Giuliano Ferrara in Fondazione di Piacenza e Vigevano

E’ uno che disprezza le minoranze, ma che ha anche disinnescato la contesa nucleare con il dittatore coreano Kim Jong Un.
Con le donne ha un rapporto che non voglio neppure evocare, uno che insulta la stampa e twitta in maniera compulsiva.

E tuttavia oggi la disoccupazione negli Usa è minore che a Piacenza, la Borsa va bene e si è avuto anche un aumento dei redditi reali”.

“E secondo voi Trump – si è chiesto Ferrara – ha impostato la sua campagna elettorale su questi risultati? No. Cita soltanto en passant queste performance economiche. Il punto vero su cui ha fatto leva la sua propaganda è la carovana di circa 6mila latinos in fuga dal Centro America, che stanno cercando di arrivare a piedi al confine tra il Messico e gli Stati Uniti.

Qualcosa di ridicolo per il paese che ha fatto il melting pot la sua ragione di esistenza, un assoluto non problema, una balla demagogica.

Trump evoca il pericolo di invasione di una schiera di disperati e quello che vuole trasmettere un messaggio semplice, la paura. Aveva vinto le elezioni del 2016 sul tema del muro con il Messico e ora vuole rivincerle con lo stesso argomento”.

“Siamo arrivati sin qui perchè oggi – ha chiarito il fondatore de “Il Foglio” – semplicemente non ha più prestigio l’idea di un dibattito argomentato intorno alle questioni civili e pubbliche. Questo è il segno del nostro tempo. Il riconoscimento della realtà come terreno comune del confronto non è più il punto di partenza del dibattito giornalistico”.

“Il giornalismo non nasce – ha sottolineato in chiave storica – per dare voce all’autonomia dei giornalisti, questo a me pare un mito un po’ sopravvalutato perchè sono anche loro dipendenti da un potere.
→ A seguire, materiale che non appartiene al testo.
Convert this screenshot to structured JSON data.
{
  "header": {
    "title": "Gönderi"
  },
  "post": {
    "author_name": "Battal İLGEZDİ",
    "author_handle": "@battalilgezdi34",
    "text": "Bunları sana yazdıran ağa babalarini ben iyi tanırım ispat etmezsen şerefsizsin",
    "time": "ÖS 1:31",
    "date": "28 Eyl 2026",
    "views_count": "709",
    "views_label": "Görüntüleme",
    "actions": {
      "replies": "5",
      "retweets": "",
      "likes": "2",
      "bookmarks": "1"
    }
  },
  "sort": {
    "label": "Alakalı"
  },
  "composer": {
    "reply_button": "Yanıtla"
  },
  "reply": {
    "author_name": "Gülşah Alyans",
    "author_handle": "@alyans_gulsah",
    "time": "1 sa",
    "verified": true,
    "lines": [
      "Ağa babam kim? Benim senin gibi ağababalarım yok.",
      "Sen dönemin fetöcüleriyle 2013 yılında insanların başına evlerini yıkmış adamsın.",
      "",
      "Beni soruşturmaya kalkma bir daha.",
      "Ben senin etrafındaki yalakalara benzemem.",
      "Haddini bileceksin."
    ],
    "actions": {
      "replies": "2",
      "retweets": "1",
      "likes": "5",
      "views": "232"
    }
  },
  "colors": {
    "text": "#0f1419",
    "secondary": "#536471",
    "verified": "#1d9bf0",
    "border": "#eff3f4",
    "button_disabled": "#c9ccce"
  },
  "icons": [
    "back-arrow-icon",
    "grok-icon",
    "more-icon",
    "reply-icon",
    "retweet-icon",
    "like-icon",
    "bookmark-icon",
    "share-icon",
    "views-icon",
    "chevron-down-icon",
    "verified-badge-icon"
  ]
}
Il giornalismo è un potere tra i poteri.

Con l’approdo della pubblicità tra i giornali – all’inizio del ‘900 – si va così affermando un’ideologia che inizia a rimpiazzare il conflitto oratorio tra opinioni differenti che fondava alla radice la democrazia liberale.
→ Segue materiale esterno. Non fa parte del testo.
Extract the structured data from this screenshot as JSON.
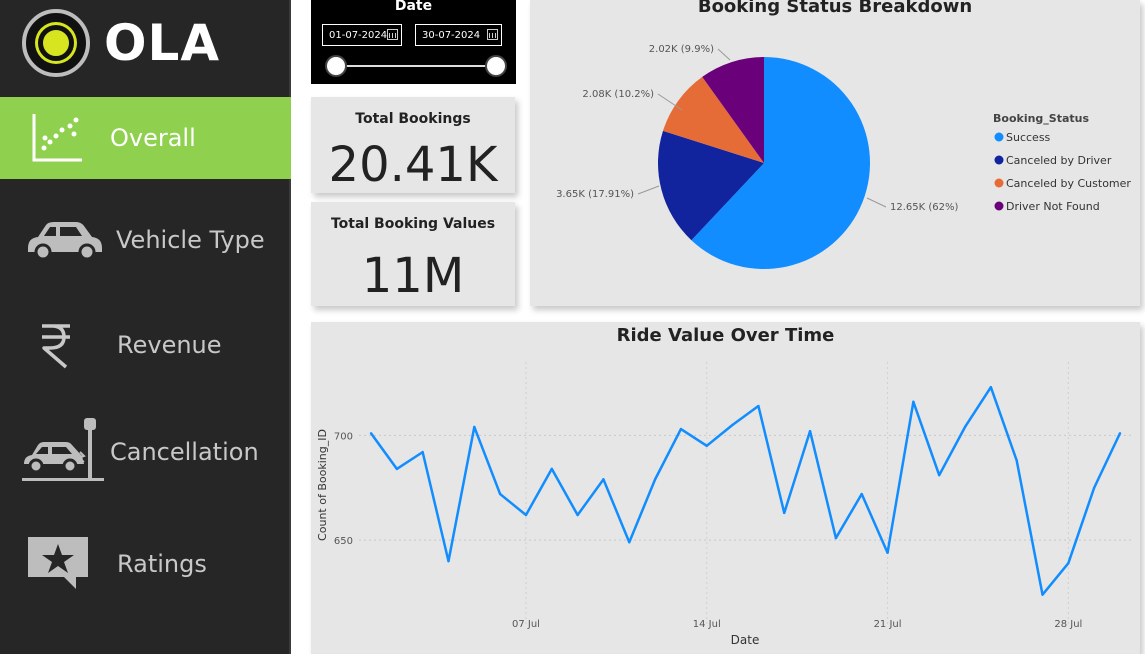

Il giornalismo diventa così expertise, ovvero capacità id vendere al lettore una notizia e una saponetta sullo stesso medium.
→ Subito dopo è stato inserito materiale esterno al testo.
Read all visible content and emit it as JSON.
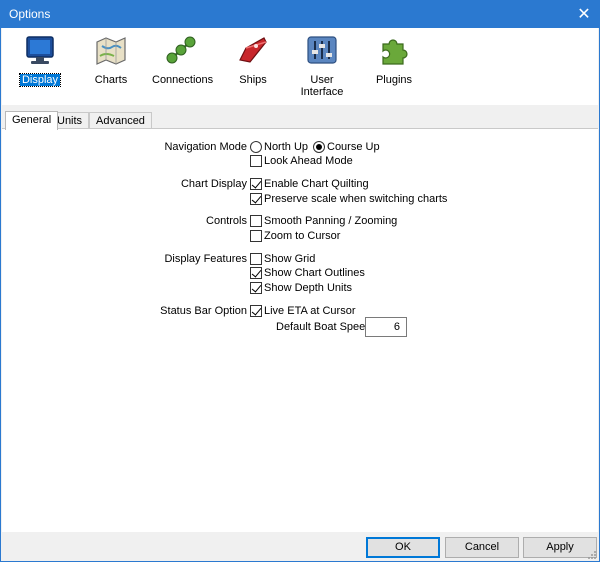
{
  "window": {
    "title": "Options",
    "close_glyph": "✕"
  },
  "toolbar": {
    "items": [
      {
        "label": "Display",
        "icon": "monitor-icon",
        "selected": true
      },
      {
        "label": "Charts",
        "icon": "chart-map-icon"
      },
      {
        "label": "Connections",
        "icon": "connections-icon"
      },
      {
        "label": "Ships",
        "icon": "ship-icon"
      },
      {
        "label": "User Interface",
        "icon": "sliders-icon"
      },
      {
        "label": "Plugins",
        "icon": "puzzle-icon"
      }
    ]
  },
  "tabs": [
    {
      "label": "General",
      "active": true
    },
    {
      "label": "Units"
    },
    {
      "label": "Advanced"
    }
  ],
  "general": {
    "navigation_mode": {
      "label": "Navigation Mode",
      "north_up": {
        "label": "North Up",
        "checked": false
      },
      "course_up": {
        "label": "Course Up",
        "checked": true
      },
      "look_ahead": {
        "label": "Look Ahead Mode",
        "checked": false
      }
    },
    "chart_display": {
      "label": "Chart Display",
      "quilting": {
        "label": "Enable Chart Quilting",
        "checked": true
      },
      "preserve_scale": {
        "label": "Preserve scale when switching charts",
        "checked": true
      }
    },
    "controls": {
      "label": "Controls",
      "smooth_panning": {
        "label": "Smooth Panning / Zooming",
        "checked": false
      },
      "zoom_to_cursor": {
        "label": "Zoom to Cursor",
        "checked": false
      }
    },
    "display_features": {
      "label": "Display Features",
      "show_grid": {
        "label": "Show Grid",
        "checked": false
      },
      "chart_outlines": {
        "label": "Show Chart Outlines",
        "checked": true
      },
      "depth_units": {
        "label": "Show Depth Units",
        "checked": true
      }
    },
    "status_bar": {
      "label": "Status Bar Option",
      "live_eta": {
        "label": "Live ETA at Cursor",
        "checked": true
      },
      "boat_speed_label": "Default Boat Speed",
      "boat_speed_value": "6"
    }
  },
  "buttons": {
    "ok": "OK",
    "cancel": "Cancel",
    "apply": "Apply"
  }
}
Tutto questo è stato messo in crisi da qualcosa di ancora più complicato, dalla televisione prima e dal web poi. Un’informazione inarrestabile che va direttamente da produttore al consumatore senza mediazioni e senza disciplina, tutto così è mutato”.

Giuliano Ferrara in Fondazione di Piacenza e Vigevano

“La rete è fatta per soddisfare – ha spiegato – un’esigenza senza confini di informazione, mette insieme infatti la vendita di saponette, sbuffi di odio, cose sublimi come le enciclopedie, e ciascuno di noi fruitori diventa assoggettato a una sorta di suddittanza che sottrae tempo a tutte le altre attività. Una specie di frullatore universale diventato indispensabile per tutte le professioni”.

“Il giornalismo si è fuso con la società dello spettacolo e tutto il meccanismo portato alle sue estreme conseguenze genera le fake news, proprio come quella usata da Trump in campagna elettorale, con la carovana dei latinos”.

“Contro questa informazione che viene direttamente dal potere costituito non ci sono più difese. L’opinione pubblica non esiste più, c’è solo la demogogia e la guerra a chi la spara più grossa. Tutto resta affidato alla sonorità della politica, alla sua capacità di rimbombare”.

“Abbiamo assistito – la sua conclusione – alla costruzione di una nuova personalità collettiva, nella quale prevale l’immediatezza, l’istintività e la spontaneità”. E per il momento le contromisure non esistono.